La Commission européenne menace l’interdiction des néonicotinoïdes en France

POLLINIS lance une pétition pour obliger le gouvernement français à maintenir l’interdiction des pesticides tueurs d’abeilles, menacée par la Commission européenne.

 

Le 3 mai dernier, dans un document confidentiel, la Commission européenne a émis une « observation » critique du décret relatif à l’interdiction des néonicotinoïdes en France. En évoquant une violation des règlements européens, notamment la sacro-sainte liberté de circulation des biens et des marchandises, la Commission demande en substance aux autorités françaises de renoncer à cette interdiction.

Cette prise de position menace une victoire considérée comme acquise et arrachée de haute lutte par les associations, les apiculteurs, les citoyens et quelques députés courageux : l’amendement « StopNeonics » a été voté par l’Assemblée nationale au terme d’une bataille de près de deux ans, qui a vu l’institution, s’opposer au gouvernement et au Sénat afin d’inscrire l’interdiction dans le cadre de la « Loi biodiversité » votée en juillet 2016. Un aboutissement permettant de freiner l’effondrement de la biodiversité des champs. Las, dix mois plus tard, le texte n’a toujours pas été promulgué au Journal Officiel, étape préalable à son application.

Ainsi, POLLINIS, qui se bat depuis plus de cinq ans pour l’interdiction de tous les néonicotinoïdes en France et en Europe, lance une pétition pour que la société civile se mobilise de nouveau et exige du gouvernement d’Édouard Philippe qu’il entérine la décision démocratique prise par les parlementaires en promulguant le décret d’application de cet amendement. Ceci afin que l’interdiction des tueurs d’abeilles entre en vigueur à partir de 2018, comme prévu par la loi.

« L’amendement StopNéonics a été exigé par les citoyens et adopté par leurs représentants: le sabotage de la Commission européenne serait un intolérable déni de démocratie et une nouvelle preuve, s’il en faut, de la mainmise des lobbys de l’agrochimie sur les décisions européennes au détriment des abeilles, de la nature et de notre alimentation à tous ».

Afin de freiner l’effondrement des pollinisateurs, POLLINIS exige du gouvernement une action simple :

« Nous demandons au premier ministre et aux ministres de la Santé, de l’Environnement et de l’Agriculture, qui doivent apposer leurs signatures au décret d’application, de résister aux pressions et de le publier au Journal officiel ».
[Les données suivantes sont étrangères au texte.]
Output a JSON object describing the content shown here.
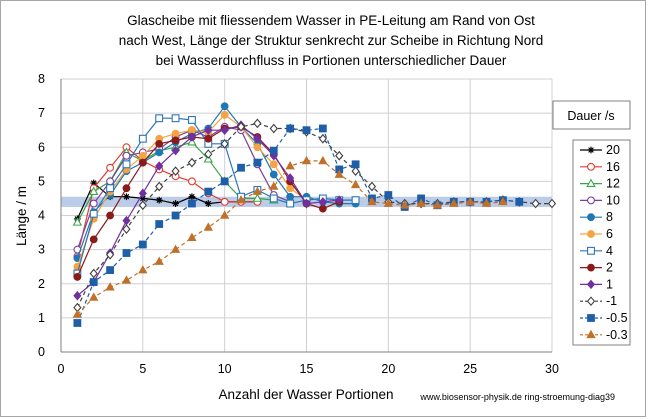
{
  "chart_data": {
    "type": "line",
    "title_lines": [
      "Glascheibe mit fliessendem Wasser in PE-Leitung am Rand von Ost",
      "nach West, Länge der Struktur senkrecht zur Scheibe in Richtung Nord",
      "bei Wasserdurchfluss in Portionen unterschiedlicher Dauer"
    ],
    "xlabel": "Anzahl der Wasser Portionen",
    "ylabel": "Länge / m",
    "xlim": [
      0,
      30
    ],
    "ylim": [
      0,
      8
    ],
    "xticks": [
      "0",
      "5",
      "10",
      "15",
      "20",
      "25",
      "30"
    ],
    "yticks": [
      "0",
      "1",
      "2",
      "3",
      "4",
      "5",
      "6",
      "7",
      "8"
    ],
    "grid": "major",
    "band": {
      "from": 4.25,
      "to": 4.55,
      "color": "#b4c7e7"
    },
    "legend_title": "Dauer /s",
    "legend_position": "right",
    "footnote": "www.biosensor-physik.de ring-stroemung-diag39",
    "series": [
      {
        "name": "20",
        "color": "#000000",
        "marker": "star",
        "dash": "solid",
        "x": [
          1,
          2,
          3,
          4,
          5,
          6,
          7,
          8,
          9,
          10,
          11,
          12
        ],
        "y": [
          3.9,
          4.95,
          4.55,
          4.55,
          4.5,
          4.45,
          4.35,
          4.55,
          4.35,
          4.4,
          4.4,
          4.4
        ]
      },
      {
        "name": "16",
        "color": "#e03c31",
        "marker": "circle-open",
        "dash": "solid",
        "x": [
          1,
          2,
          3,
          4,
          5,
          6,
          7,
          8,
          9,
          10,
          11,
          12
        ],
        "y": [
          2.8,
          4.8,
          5.4,
          6.0,
          5.6,
          5.35,
          5.15,
          5.0,
          4.65,
          4.4,
          4.4,
          4.4
        ]
      },
      {
        "name": "12",
        "color": "#3aa64c",
        "marker": "triangle-open",
        "dash": "solid",
        "x": [
          1,
          2,
          3,
          4,
          5,
          6,
          7,
          8,
          9,
          10,
          11,
          12,
          13
        ],
        "y": [
          3.8,
          4.7,
          5.0,
          5.85,
          5.6,
          5.9,
          6.0,
          6.15,
          5.65,
          5.0,
          4.5,
          4.5,
          4.45
        ]
      },
      {
        "name": "10",
        "color": "#7f3f98",
        "marker": "circle-open",
        "dash": "solid",
        "x": [
          1,
          2,
          3,
          4,
          5,
          6,
          7,
          8,
          9,
          10,
          11,
          12,
          13,
          14
        ],
        "y": [
          3.0,
          4.35,
          5.0,
          5.75,
          5.85,
          5.95,
          6.3,
          6.5,
          6.3,
          6.6,
          6.5,
          5.5,
          4.6,
          4.4
        ]
      },
      {
        "name": "8",
        "color": "#1f77b4",
        "marker": "circle",
        "dash": "solid",
        "x": [
          1,
          2,
          3,
          4,
          5,
          6,
          7,
          8,
          9,
          10,
          11,
          12,
          13,
          14,
          15,
          16,
          17,
          18
        ],
        "y": [
          2.75,
          4.1,
          4.6,
          5.3,
          5.55,
          5.85,
          6.15,
          6.4,
          6.55,
          7.2,
          6.6,
          6.1,
          5.2,
          4.55,
          4.55,
          4.4,
          4.35,
          4.35
        ]
      },
      {
        "name": "6",
        "color": "#f4a442",
        "marker": "circle",
        "dash": "solid",
        "x": [
          1,
          2,
          3,
          4,
          5,
          6,
          7,
          8,
          9,
          10,
          11,
          12,
          13,
          14,
          15,
          16
        ],
        "y": [
          2.5,
          3.9,
          4.7,
          5.35,
          5.75,
          6.25,
          6.4,
          6.5,
          6.45,
          6.95,
          6.6,
          6.0,
          5.5,
          4.8,
          4.45,
          4.5
        ]
      },
      {
        "name": "4",
        "color": "#2e75b6",
        "marker": "square-open",
        "dash": "solid",
        "x": [
          1,
          2,
          3,
          4,
          5,
          6,
          7,
          8,
          9,
          10,
          11,
          12,
          13,
          14,
          15,
          16,
          17,
          18
        ],
        "y": [
          2.3,
          4.05,
          4.8,
          5.5,
          6.25,
          6.85,
          6.85,
          6.8,
          6.1,
          6.1,
          4.55,
          4.75,
          4.5,
          4.35,
          4.45,
          4.5,
          4.45,
          4.45
        ]
      },
      {
        "name": "2",
        "color": "#8b1a1a",
        "marker": "circle",
        "dash": "solid",
        "x": [
          1,
          2,
          3,
          4,
          5,
          6,
          7,
          8,
          9,
          10,
          11,
          12,
          13,
          14,
          15,
          16,
          17
        ],
        "y": [
          2.2,
          3.3,
          4.0,
          4.8,
          5.55,
          6.1,
          6.2,
          6.3,
          6.25,
          6.55,
          6.6,
          6.3,
          5.8,
          5.0,
          4.35,
          4.2,
          4.4
        ]
      },
      {
        "name": "1",
        "color": "#7030a0",
        "marker": "diamond",
        "dash": "solid",
        "x": [
          1,
          2,
          3,
          4,
          5,
          6,
          7,
          8,
          9,
          10,
          11,
          12,
          13,
          14,
          15,
          16,
          17
        ],
        "y": [
          1.65,
          2.05,
          2.9,
          3.85,
          4.65,
          5.45,
          5.9,
          6.3,
          6.5,
          6.5,
          6.65,
          6.25,
          5.75,
          5.1,
          4.35,
          4.4,
          4.45
        ]
      },
      {
        "name": "-1",
        "color": "#404040",
        "marker": "diamond-open",
        "dash": "dash",
        "x": [
          1,
          2,
          3,
          4,
          5,
          6,
          7,
          8,
          9,
          10,
          11,
          12,
          13,
          14,
          15,
          16,
          17,
          18,
          19,
          20,
          21,
          22,
          23,
          24,
          25,
          26,
          27,
          28,
          29,
          30
        ],
        "y": [
          1.3,
          2.3,
          2.85,
          3.6,
          4.3,
          4.85,
          5.3,
          5.55,
          5.8,
          6.1,
          6.6,
          6.7,
          6.55,
          6.55,
          6.45,
          6.25,
          5.75,
          5.3,
          4.85,
          4.4,
          4.35,
          4.35,
          4.35,
          4.4,
          4.4,
          4.4,
          4.45,
          4.4,
          4.35,
          4.35
        ]
      },
      {
        "name": "-0.5",
        "color": "#1f5fa8",
        "marker": "square",
        "dash": "dash",
        "x": [
          1,
          2,
          3,
          4,
          5,
          6,
          7,
          8,
          9,
          10,
          11,
          12,
          13,
          14,
          15,
          16,
          17,
          18,
          19,
          20,
          21,
          22,
          23,
          24,
          25,
          26,
          27,
          28
        ],
        "y": [
          0.85,
          2.05,
          2.4,
          2.9,
          3.15,
          3.75,
          4.0,
          4.35,
          4.7,
          5.0,
          5.4,
          5.55,
          5.9,
          6.55,
          6.5,
          6.55,
          5.35,
          5.5,
          4.5,
          4.6,
          4.25,
          4.5,
          4.3,
          4.4,
          4.4,
          4.4,
          4.45,
          4.4
        ]
      },
      {
        "name": "-0.3",
        "color": "#c0702a",
        "marker": "triangle",
        "dash": "dash",
        "x": [
          1,
          2,
          3,
          4,
          5,
          6,
          7,
          8,
          9,
          10,
          11,
          12,
          13,
          14,
          15,
          16,
          17,
          18,
          19,
          20,
          21,
          22,
          23,
          24,
          25,
          26,
          27
        ],
        "y": [
          1.1,
          1.6,
          1.9,
          2.1,
          2.4,
          2.65,
          3.0,
          3.35,
          3.65,
          4.0,
          4.45,
          4.7,
          4.85,
          5.45,
          5.6,
          5.6,
          5.2,
          4.9,
          4.4,
          4.35,
          4.3,
          4.35,
          4.3,
          4.35,
          4.4,
          4.35,
          4.4
        ]
      }
    ]
  }
}
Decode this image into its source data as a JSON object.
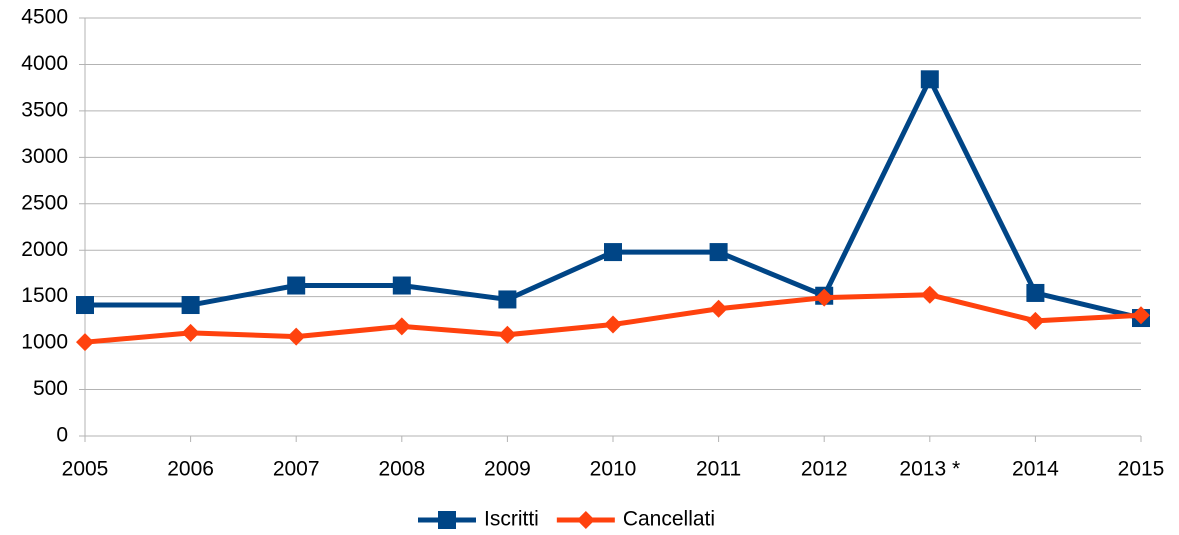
{
  "chart_data": {
    "type": "line",
    "categories": [
      "2005",
      "2006",
      "2007",
      "2008",
      "2009",
      "2010",
      "2011",
      "2012",
      "2013 *",
      "2014",
      "2015"
    ],
    "series": [
      {
        "name": "Iscritti",
        "color": "#004586",
        "marker": "square",
        "values": [
          1410,
          1410,
          1620,
          1620,
          1470,
          1980,
          1980,
          1510,
          3840,
          1540,
          1270
        ]
      },
      {
        "name": "Cancellati",
        "color": "#ff420e",
        "marker": "diamond",
        "values": [
          1010,
          1110,
          1070,
          1180,
          1090,
          1200,
          1370,
          1490,
          1520,
          1240,
          1300
        ]
      }
    ],
    "ylim": [
      0,
      4500
    ],
    "yticks": [
      0,
      500,
      1000,
      1500,
      2000,
      2500,
      3000,
      3500,
      4000,
      4500
    ],
    "grid": true,
    "legend": "bottom"
  }
}
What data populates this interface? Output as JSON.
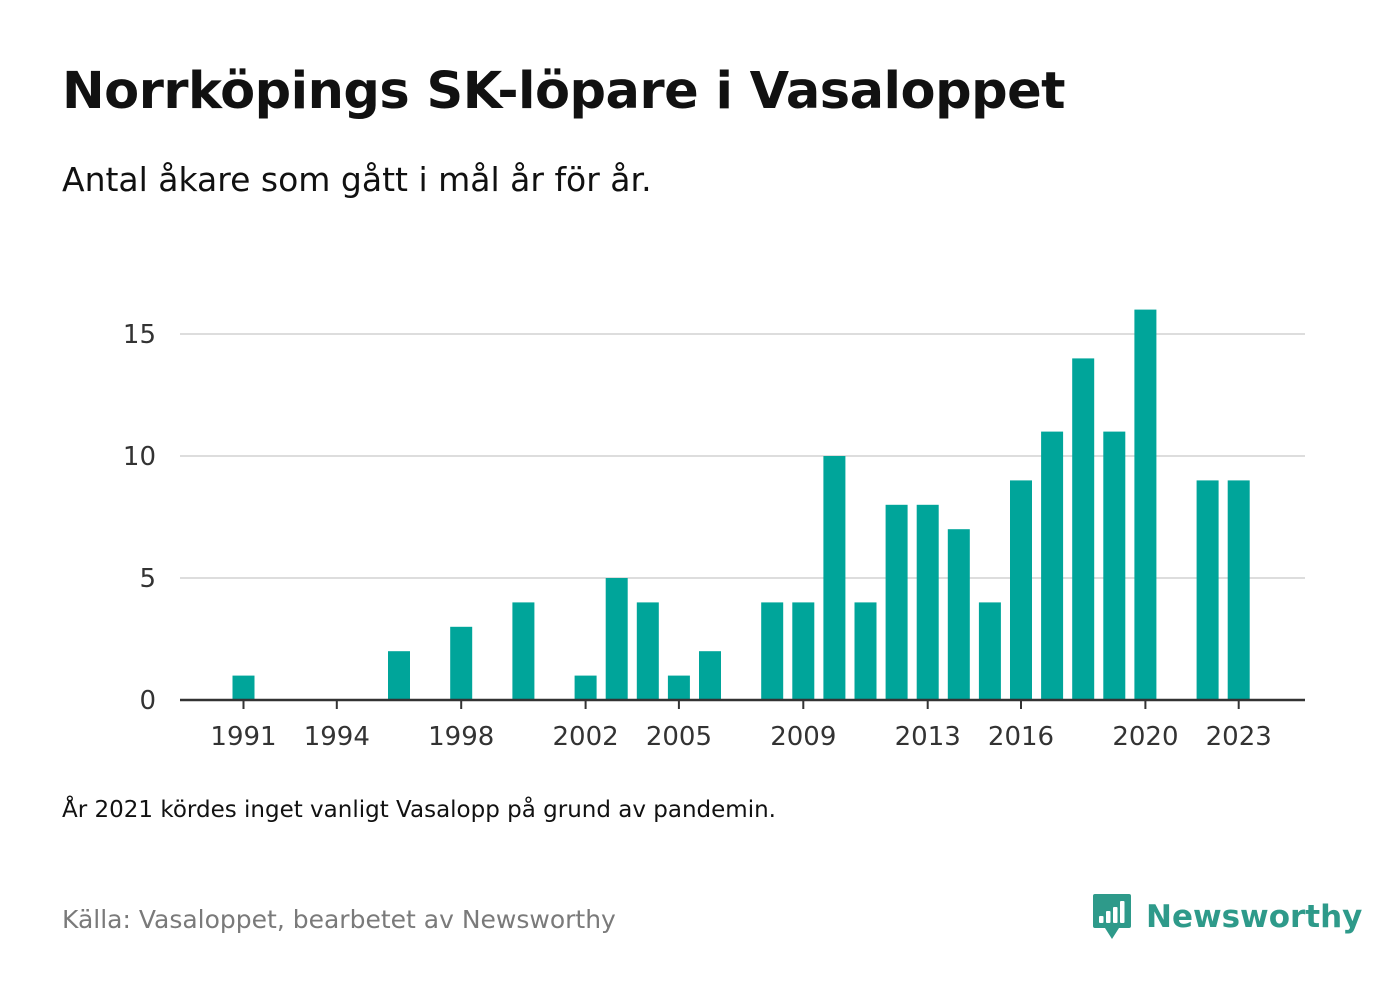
{
  "title": "Norrköpings SK-löpare i Vasaloppet",
  "subtitle": "Antal åkare som gått i mål år för år.",
  "note": "År 2021 kördes inget vanligt Vasalopp på grund av pandemin.",
  "source": "Källa: Vasaloppet, bearbetet av Newsworthy",
  "brand": {
    "name": "Newsworthy",
    "icon": "newsworthy-logo-icon",
    "color": "#2e9a8a"
  },
  "colors": {
    "bar": "#00a59a",
    "grid": "#dddddd",
    "axis": "#333333",
    "tick_text": "#333333"
  },
  "chart_data": {
    "type": "bar",
    "title": "Norrköpings SK-löpare i Vasaloppet",
    "subtitle": "Antal åkare som gått i mål år för år.",
    "xlabel": "",
    "ylabel": "",
    "ylim": [
      0,
      17
    ],
    "yticks": [
      0,
      5,
      10,
      15
    ],
    "xticks": [
      1991,
      1994,
      1998,
      2002,
      2005,
      2009,
      2013,
      2016,
      2020,
      2023
    ],
    "x_range": [
      1990,
      2024
    ],
    "grid": "horizontal",
    "legend": "none",
    "x": [
      1991,
      1992,
      1993,
      1994,
      1995,
      1996,
      1997,
      1998,
      1999,
      2000,
      2001,
      2002,
      2003,
      2004,
      2005,
      2006,
      2007,
      2008,
      2009,
      2010,
      2011,
      2012,
      2013,
      2014,
      2015,
      2016,
      2017,
      2018,
      2019,
      2020,
      2021,
      2022,
      2023
    ],
    "values": [
      1,
      0,
      0,
      0,
      0,
      2,
      0,
      3,
      0,
      4,
      0,
      1,
      5,
      4,
      1,
      2,
      0,
      4,
      4,
      10,
      4,
      8,
      8,
      7,
      4,
      9,
      11,
      14,
      11,
      16,
      0,
      9,
      9
    ]
  }
}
Nicolas Laarman, délégué général de POLLINIS

 

De quoi les néonicotinoïdes sont-ils le nom ?

Les néonicotinoïdes sont une famille d’insecticides neurotoxiques qui agissent en attaquant le système nerveux central des insectes, provoquant la paralysie et la mort. Ils sont apparus dans les années 90 pour répondre à l’augmentation des problèmes de résistance des insectes aux pesticides (de nombreux cas de résistance à ces mêmes insecticides ont depuis été documentés). Les sept molécules actives (acétamipride, clothianidine, dinotéfurane, imidaclopride, nitenpyrame, thiaclopride, thiaméthoxame) se retrouvent dans les produits commercialisés tel que le Cruiser de Syngenta ou le Gaucho de Bayer.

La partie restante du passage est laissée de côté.